Dieser Problematik hat sich der gemeinsame Bundesausschuss angenommen [7]. Kliniken und Praxen haben diesem Thema nun eine ausreichende Beachtung zu schenken. Es wird vom G-BA erwartet, dass die Einrichtungen intern und entwickelnde und umzusetzende schriftliche Konzepte mit allen an der Versorgung beteiligten Professionen abstimmen und umsetzen. Es sind ebenso die Zuständigkeiten und die Zuteilung ausreichender Zeitressourcen für das Akut-Schmerzmanagement festzulegen. Es werden hausinterne schriftliche Konzepte mit Checklisten und Zuordnung personeller Verantwortlichkeiten im Ablauf, beginnend mit der präoperativen Patienteninformation, über die unmittelbar operative Phase bis hin zur späteren Entlassung erwartet. Letztendlich wird es Aufgabe sein, hier entsprechende Verhaltensanweisungen mit SOPs zu entwickeln und zu hinterlegen.

Auch der Operateur kann in diesem Komplex an vielen Stellen eingreifen. Dieses beginnt bereits im Rahmen der präoperativen Gespräche, in denen einer perioperative Schmerzbehandlung große Aufmerksamkeit geschenkt wird und der Patient in die Behandlung aktiv eingebunden wird (Abb. 1).

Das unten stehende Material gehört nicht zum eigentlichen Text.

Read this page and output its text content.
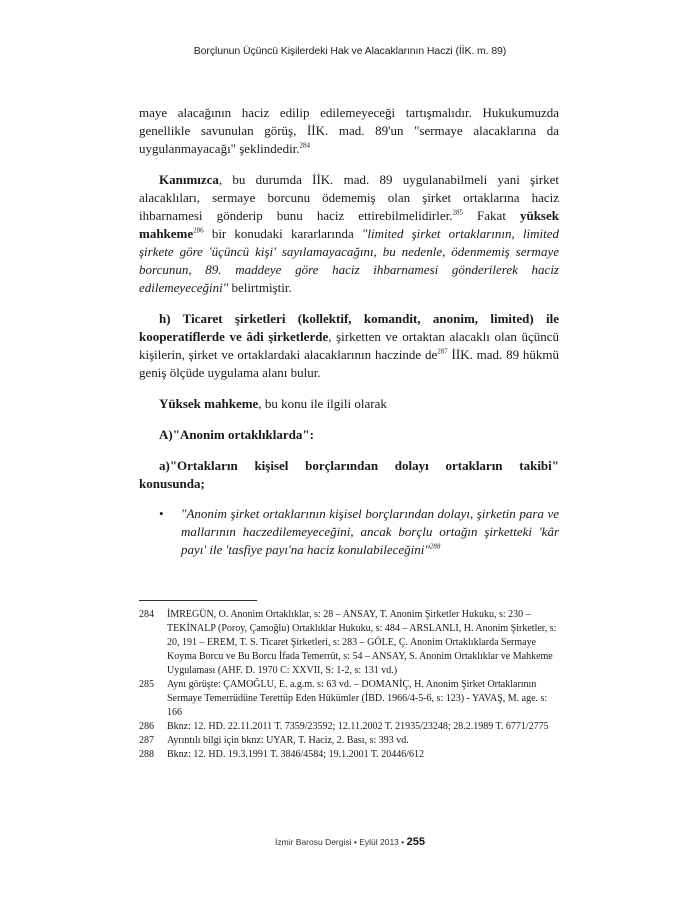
Borçlunun Üçüncü Kişilerdeki Hak ve Alacaklarının Haczi (İİK. m. 89)

maye alacağının haciz edilip edilemeyeceği tartışmalıdır. Hukukumuzda genellikle savunulan görüş, İİK. mad. 89'un "sermaye alacaklarına da uygulanmayacağı" şeklindedir.$^{284}$

Kanımızca, bu durumda İİK. mad. 89 uygulanabilmeli yani şirket alacaklıları, sermaye borcunu ödememiş olan şirket ortaklarına haciz ihbarnamesi gönderip bunu haciz ettirebilmelidirler.$^{285}$ Fakat yüksek mahkeme$^{286}$ bir konudaki kararlarında "limited şirket ortaklarının, limited şirkete göre 'üçüncü kişi' sayılamayacağını, bu nedenle, ödenmemiş sermaye borcunun, 89. maddeye göre haciz ihbarnamesi gönderilerek haciz edilemeyeceğini" belirtmiştir.

h) Ticaret şirketleri (kollektif, komandit, anonim, limited) ile kooperatiflerde ve âdi şirketlerde, şirketten ve ortaktan alacaklı olan üçüncü kişilerin, şirket ve ortaklardaki alacaklarının haczinde $de^{287}$ İİK. mad. 89 hükmü geniş ölçüde uygulama alanı bulur.

Yüksek mahkeme, bu konu ile ilgili olarak

A)"Anonim ortaklıklarda":

a)"Ortakların kişisel borçlarından dolayı ortakların takibi" konusunda;

• "Anonim şirket ortaklarının kişisel borçlarından dolayı, şirketin para ve mallarının haczedilemeyeceğini, ancak borçlu ortağın şirketteki 'kâr payı' ile 'tasfiye payı'na haciz konulabileceğini"$^{288}$
284 İMREGÜN, O. Anonim Ortaklıklar, s: 28 – ANSAY, T. Anonim Şirketler Hukuku, s: 230 – TEKİNALP (Poroy, Çamoğlu) Ortaklıklar Hukuku, s: 484 – ARSLANLI, H. Anonim Şirketler, s: 20, 191 – EREM, T. S. Ticaret Şirketleri, s: 283 – GÖLE, Ç. Anonim Ortaklıklarda Sermaye Koyma Borcu ve Bu Borcu İfada Temerrüt, s: 54 – ANSAY, S. Anonim Ortaklıklar ve Mahkeme Uygulaması (AHF. D. 1970 C: XXVII, S: 1-2, s: 131 vd.)
285 Aynı görüşte: ÇAMOĞLU, E. a.g.m. s: 63 vd. – DOMANİÇ, H. Anonim Şirket Ortaklarının Sermaye Temerrüdüne Terettüp Eden Hükümler (İBD. 1966/4-5-6, s: 123) - YAVAŞ, M. age. s: 166
286 Bknz: 12. HD. 22.11.2011 T. 7359/23592; 12.11.2002 T. 21935/23248; 28.2.1989 T. 6771/2775
287 Ayrıntılı bilgi için bknz: UYAR, T. Haciz, 2. Bası, s: 393 vd.
288 Bknz: 12. HD. 19.3.1991 T. 3846/4584; 19.1.2001 T. 20446/612
İzmir Barosu Dergisi • Eylül 2013 • 255
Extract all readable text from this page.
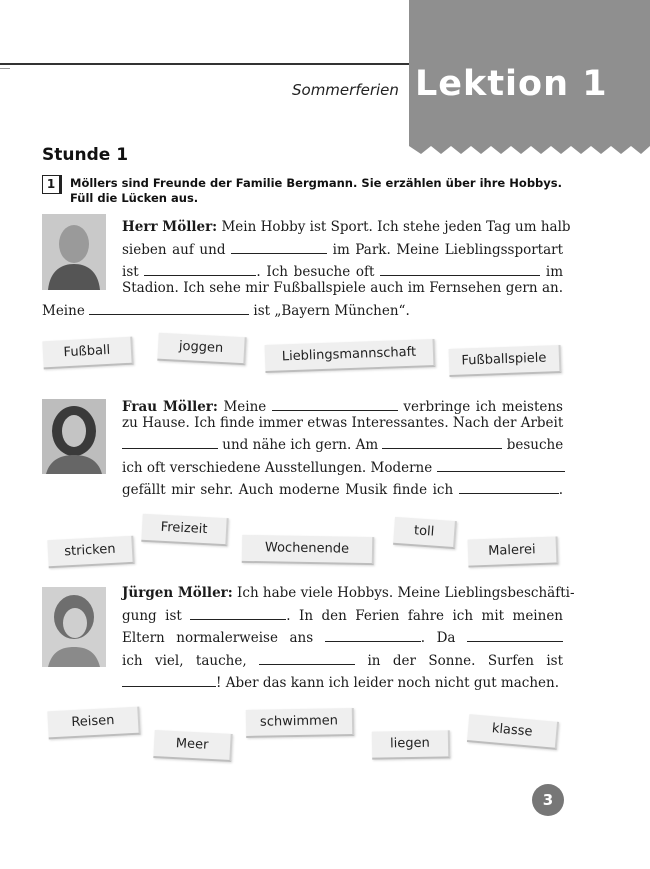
Lektion 1
Sommerferien
Stunde 1
1	Möllers sind Freunde der Familie Bergmann. Sie erzählen über ihre Hobbys. Füll die Lücken aus.
Herr Möller: Mein Hobby ist Sport. Ich stehe jeden Tag um halb
sieben auf und	im Park. Meine Lieblingssportart
ist	. Ich besuche oft	im
Stadion. Ich sehe mir Fußballspiele auch im Fernsehen gern an.
Meine	ist „Bayern München“.
Fußball	joggen	Lieblingsmannschaft	Fußballspiele
Frau Möller: Meine	verbringe ich meistens
zu Hause. Ich finde immer etwas Interessantes. Nach der Arbeit
und nähe ich gern. Am	besuche
ich oft verschiedene Ausstellungen. Moderne
gefällt mir sehr. Auch moderne Musik finde ich	.
stricken
Freizeit
Wochenende
toll
Malerei
Jürgen Möller: Ich habe viele Hobbys. Meine Lieblingsbeschäfti-
gung ist	. In den Ferien fahre ich mit meinen
Eltern normalerweise ans	. Da
ich viel, tauche,	in der Sonne. Surfen ist
! Aber das kann ich leider noch nicht gut machen.
Reisen
Meer
schwimmen
liegen
klasse
3
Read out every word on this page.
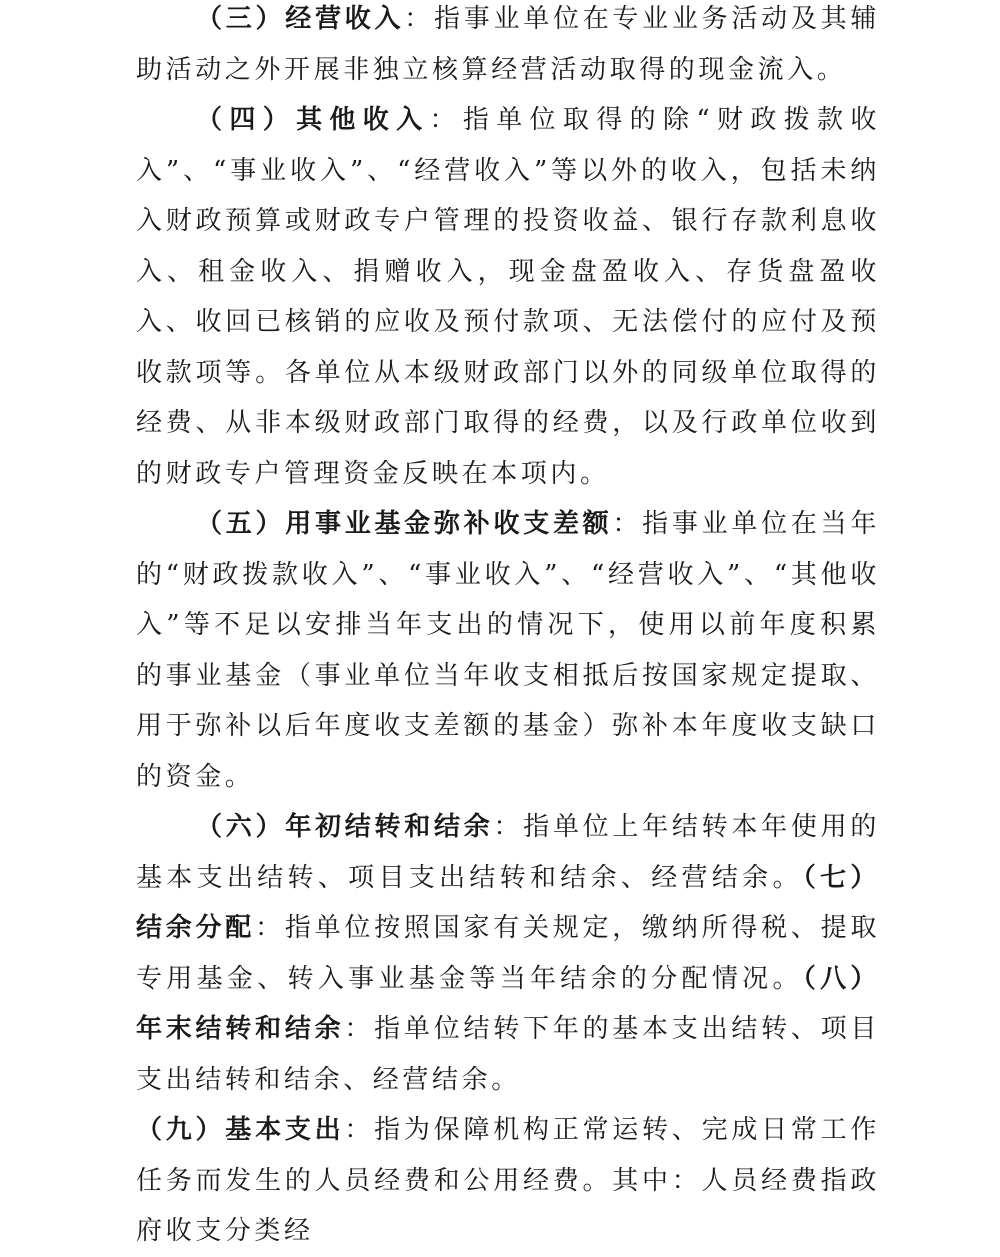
（三）经营收入：指事业单位在专业业务活动及其辅助活动之外开展非独立核算经营活动取得的现金流入。

（四）其他收入：指单位取得的除“财政拨款收入”、“事业收入”、“经营收入”等以外的收入，包括未纳入财政预算或财政专户管理的投资收益、银行存款利息收入、租金收入、捐赠收入，现金盘盈收入、存货盘盈收入、收回已核销的应收及预付款项、无法偿付的应付及预收款项等。各单位从本级财政部门以外的同级单位取得的经费、从非本级财政部门取得的经费，以及行政单位收到的财政专户管理资金反映在本项内。

（五）用事业基金弥补收支差额：指事业单位在当年的“财政拨款收入”、“事业收入”、“经营收入”、“其他收入”等不足以安排当年支出的情况下，使用以前年度积累的事业基金（事业单位当年收支相抵后按国家规定提取、用于弥补以后年度收支差额的基金）弥补本年度收支缺口的资金。

（六）年初结转和结余：指单位上年结转本年使用的基本支出结转、项目支出结转和结余、经营结余。（七）结余分配：指单位按照国家有关规定，缴纳所得税、提取专用基金、转入事业基金等当年结余的分配情况。（八）年末结转和结余：指单位结转下年的基本支出结转、项目支出结转和结余、经营结余。

（九）基本支出：指为保障机构正常运转、完成日常工作任务而发生的人员经费和公用经费。其中：人员经费指政府收支分类经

Allgemeine Aspekte der perioperativen SchmerztherapiePräoperative Phase

Schmerzerfassung und
-dokumentation

Mit der stationären Aufnahme des Patienten sollte die Schmerzanamnese, -erfassung und -dokumentation beginnen. Die Schmerzeinschätzung soll mittels systematischer Fremdeinschätzung mit möglichst validierten Verfahren erfolgen. In einzelnen Fällen ist es ratsam, schon vor der stationären Aufnahme eine gründliche Schmerzanamnese, z.B. bei vorbestehenden Schmerzen des Patienten, Opioidvormedikation und Patienten mit Voroperation, durchzuführen. Zur Schmerzerfassung haben sich numerische Ratingskalen (NRS) oder visuelle Analogskalen (VAS) als geeignete Instrumente der Schmerzeinschätzung durch den Patienten erwiesen; Schmerzintensitätsangaben werden allerdings heute multidimensional mit weiteren Fragen zur Schmerzeinschätzung (z.B. schmerzbedingte Funktionseinschränkungen, Nebenwirkungen etc.) komplettiert, um den Bedarf nach Anpassung der Schmerztherapie zu eruieren [5]. Bei kognitiv oder bewusstseinseingeschränkten und/oder stark kommunikativ eingeschränkten Patienten soll die Schmerzeinschätzung, zusätzlich zur Selbsteinschätzung, auf der Basis nonverbaler Schmerzäußerungen und/oder mit Schmerz assoziierter Verhaltensweisen erfolgen.